New York socialite Jasmine French has recently fallen on hard times. Her husband, Hal (Alec Baldwin), a slick-talking business mogul and frequent philanderer, has turned out to also be a crook of the Bernie Madoff variety. With all of his assets seized by the FBI, Jasmine is left with little more than the designer clothes on her back and her pretensions to recommend her. Found talking to herself on the streets of New York, she has no choice but to move to San Francisco with Ginger (Sally Hawkins), the estranged, working-class sister she has always done her best to ignore. Intent on regaining her former life, Jasmine (whose real name, we learn, is Jeanette), begins the search for a suitable beau to rescue her from Ginger’s plebeian existence.

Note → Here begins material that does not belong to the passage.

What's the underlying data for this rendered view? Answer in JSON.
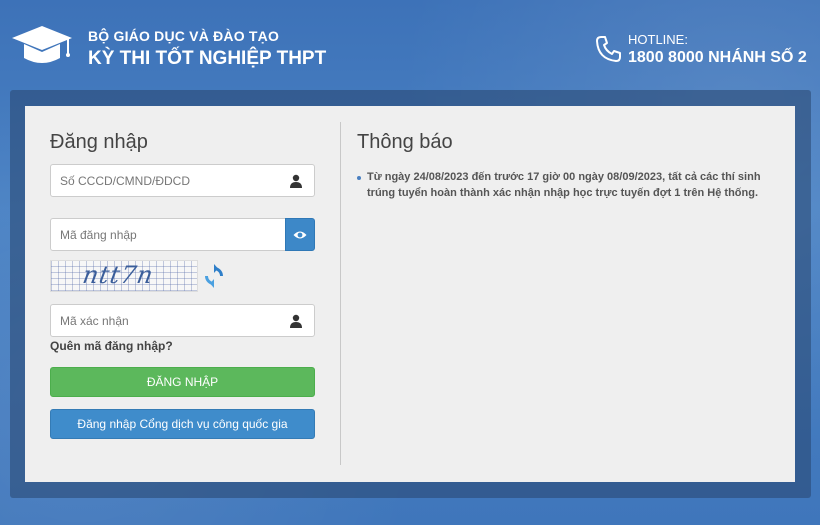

As the story progresses chronologically, it also reveals snatches of Jasmine’s former life with Hal. In glittering environs and amongst beautiful people, Jasmine was at home—a far cry from the shattered neurotic eking out a living as a dentist’s receptionist. Self-obsessed, lying, desperate, and dangerously deluded, Jasmine succeeds in catching the attention of the fashionable Dwight (Peter Sarsgaard) with the help of some well-placed lies and considers herself home free.
She has left a serious trail of destruction in her wake. Insidiously undermining Ginger’s genuine relationship with the “grease monkey” Chili (Bobby Cannavale), Jasmine has repeated a pattern of meddling in her sister’s relationships, as she is reminded by Ginger’s ex-husband Augie (Andrew Dice Clay, as a Kowalski type) at a particularly inopportune moment. Jasmine is also asked repeatedly, as the film progresses, how much she really knows about her husband’s business dealings. How could she not have guessed that his fortune was less than realistic? As Jasmine becomes more and more frantic in her answers, her carefully arranged next chapter is suddenly called into question, threatening to push her over the edge.
Blanchett’s performance has been roundly praised, and with good reason. Her portrayal of the suddenly anchor-less Jasmine is terrific. She simultaneously demands her audience’s sympathy while still managing to disgust at every turn. Her relationship with the well-meaning but slightly clueless Ginger is, at turns, comical and heartbreaking. Their fundamental disconnect works as an extension of Allen’s thesis, condemning Jasmine’s world of privileged deceit while highlighting the happiness possible in the less glamorous domain of Ginger and Chili. At the end of the day, Jasmine really does have to answer one question: how much longer can she continue to depend on the kindness of people she has always treated as strangers?